Investigation into Self-Monitoring and Self-Healing (SMASH) Software Processes, 10-R9628Printer Friendly Version
Inclusive Dates: 04/04/06 01/01/08
Background - Over the past few years, various proposals received by SwRI have contained numerous requirements related to system recovery and redundancy. These requirements have included the ability to rollover processes to different machines, provide database recovery, and allow for system clustering to be used. Additionally, many proposals are requesting burn-in periods for software followed by maintenance contracts. With the more complex Intelligent Transportation Systems being developed, the need for more intelligent monitoring of these processes is apparent. While SwRI has developed tools for externally monitoring these processes, methods of internal monitoring have not been advanced.
Approach - The intent of this research project is to determine what components of a software system are most prone to problems. From experience, the team is aware of issues that can occur with sockets, threads and timers, but will work to identify additional components that may be problematic by interviewing a diverse group of developers. Further investigation will be performed to determine what problems frequently occur and what can be done for repair when the problem is encountered. The program will create a design for a framework that can incorporate into a software process the ability to monitor the identified components. When problems occur, the process will then initiate a repair on the affected component. The framework will also allow custom components to be monitored. Once design is complete, a library of tools will be developed that contains components that are monitored and a process monitor.

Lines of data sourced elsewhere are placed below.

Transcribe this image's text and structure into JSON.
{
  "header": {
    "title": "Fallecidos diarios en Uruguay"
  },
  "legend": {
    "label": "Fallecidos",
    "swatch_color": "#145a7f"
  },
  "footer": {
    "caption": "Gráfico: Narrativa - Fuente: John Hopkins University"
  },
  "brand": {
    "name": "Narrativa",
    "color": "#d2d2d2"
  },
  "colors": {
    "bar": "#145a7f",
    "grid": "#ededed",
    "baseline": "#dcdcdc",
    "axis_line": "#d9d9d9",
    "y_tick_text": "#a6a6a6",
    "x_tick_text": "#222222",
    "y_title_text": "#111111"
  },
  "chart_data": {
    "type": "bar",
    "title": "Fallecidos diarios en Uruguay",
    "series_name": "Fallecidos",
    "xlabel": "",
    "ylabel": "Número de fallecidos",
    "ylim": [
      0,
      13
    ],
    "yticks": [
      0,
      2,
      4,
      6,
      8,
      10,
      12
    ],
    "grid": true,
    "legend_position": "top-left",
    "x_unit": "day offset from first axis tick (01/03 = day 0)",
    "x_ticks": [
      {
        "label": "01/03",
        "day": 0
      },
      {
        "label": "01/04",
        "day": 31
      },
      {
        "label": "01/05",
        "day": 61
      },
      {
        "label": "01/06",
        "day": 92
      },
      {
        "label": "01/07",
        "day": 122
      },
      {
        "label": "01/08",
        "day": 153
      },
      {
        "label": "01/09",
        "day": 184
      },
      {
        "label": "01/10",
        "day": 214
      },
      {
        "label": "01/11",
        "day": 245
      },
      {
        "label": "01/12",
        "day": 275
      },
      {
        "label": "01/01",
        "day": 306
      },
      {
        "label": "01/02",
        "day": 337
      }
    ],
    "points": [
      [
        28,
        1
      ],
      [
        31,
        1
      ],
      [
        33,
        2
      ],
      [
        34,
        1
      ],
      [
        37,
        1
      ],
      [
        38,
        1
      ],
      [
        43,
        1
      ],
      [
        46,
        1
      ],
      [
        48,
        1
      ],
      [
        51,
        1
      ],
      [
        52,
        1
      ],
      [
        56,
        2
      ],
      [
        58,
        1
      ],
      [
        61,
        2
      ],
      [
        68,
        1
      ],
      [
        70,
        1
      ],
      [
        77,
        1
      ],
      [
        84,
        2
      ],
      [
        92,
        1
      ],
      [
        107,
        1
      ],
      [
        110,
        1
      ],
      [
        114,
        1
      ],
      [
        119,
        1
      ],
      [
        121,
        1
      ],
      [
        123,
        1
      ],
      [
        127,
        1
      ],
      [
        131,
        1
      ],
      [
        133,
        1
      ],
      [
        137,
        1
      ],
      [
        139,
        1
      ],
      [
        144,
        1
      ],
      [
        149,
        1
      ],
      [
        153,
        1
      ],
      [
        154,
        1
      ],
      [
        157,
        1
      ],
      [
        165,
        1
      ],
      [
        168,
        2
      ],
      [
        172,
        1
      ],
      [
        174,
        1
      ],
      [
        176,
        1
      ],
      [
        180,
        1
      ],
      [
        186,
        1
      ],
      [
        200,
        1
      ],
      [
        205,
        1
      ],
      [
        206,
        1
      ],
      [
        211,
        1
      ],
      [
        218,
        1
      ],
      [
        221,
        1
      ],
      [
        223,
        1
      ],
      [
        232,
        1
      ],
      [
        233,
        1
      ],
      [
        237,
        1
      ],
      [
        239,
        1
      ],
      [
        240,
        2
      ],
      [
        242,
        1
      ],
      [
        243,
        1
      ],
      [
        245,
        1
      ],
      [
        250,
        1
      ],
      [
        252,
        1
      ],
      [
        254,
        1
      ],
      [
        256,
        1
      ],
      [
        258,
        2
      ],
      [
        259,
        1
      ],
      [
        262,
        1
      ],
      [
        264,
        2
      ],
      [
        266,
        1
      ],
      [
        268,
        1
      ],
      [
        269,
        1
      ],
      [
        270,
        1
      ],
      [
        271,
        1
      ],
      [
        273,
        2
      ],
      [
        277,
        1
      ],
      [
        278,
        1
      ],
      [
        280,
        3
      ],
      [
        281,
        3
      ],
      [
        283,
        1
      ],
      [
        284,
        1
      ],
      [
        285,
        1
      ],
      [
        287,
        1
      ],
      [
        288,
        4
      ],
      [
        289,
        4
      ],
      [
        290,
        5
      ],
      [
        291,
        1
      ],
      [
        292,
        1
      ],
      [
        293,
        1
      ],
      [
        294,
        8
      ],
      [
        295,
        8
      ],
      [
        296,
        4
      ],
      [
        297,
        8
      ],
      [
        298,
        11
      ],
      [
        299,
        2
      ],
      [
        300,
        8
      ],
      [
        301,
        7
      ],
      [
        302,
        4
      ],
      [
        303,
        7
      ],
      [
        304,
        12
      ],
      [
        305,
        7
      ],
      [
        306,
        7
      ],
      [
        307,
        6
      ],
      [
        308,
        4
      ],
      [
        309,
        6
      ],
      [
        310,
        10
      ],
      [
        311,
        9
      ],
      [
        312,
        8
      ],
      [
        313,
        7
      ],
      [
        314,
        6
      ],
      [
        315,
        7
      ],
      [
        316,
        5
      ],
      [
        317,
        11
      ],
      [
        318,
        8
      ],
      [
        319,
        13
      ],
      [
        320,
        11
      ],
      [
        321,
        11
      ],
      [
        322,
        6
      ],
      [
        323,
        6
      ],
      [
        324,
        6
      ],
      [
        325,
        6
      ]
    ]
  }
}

Accomplishments - During the previous fiscal year, component investigation, some repair investigation, and the initial framework design were completed. Accomplishments this year include the completion of research into repairs for components, although some time may still be expended researching socket methods. Repairs for components include timers not firing, prevention of thread deadlock, and detection and repair of socket disconnections.
Significant work has been completed in developing the C# library including a MonitorableTimer, deadlock prevention code, and the process and component monitoring classes. Because the desired result of the research is a highly reliable monitoring system, extensive unit testing has been created for the various classes. Currently, work is progressing on the MonitorableSocket methods to ensure problem conditions are successfully detected and repaired. In addition to the tool code, a viewer was created to both ensure the usability of the external interface and easily view the status of a process.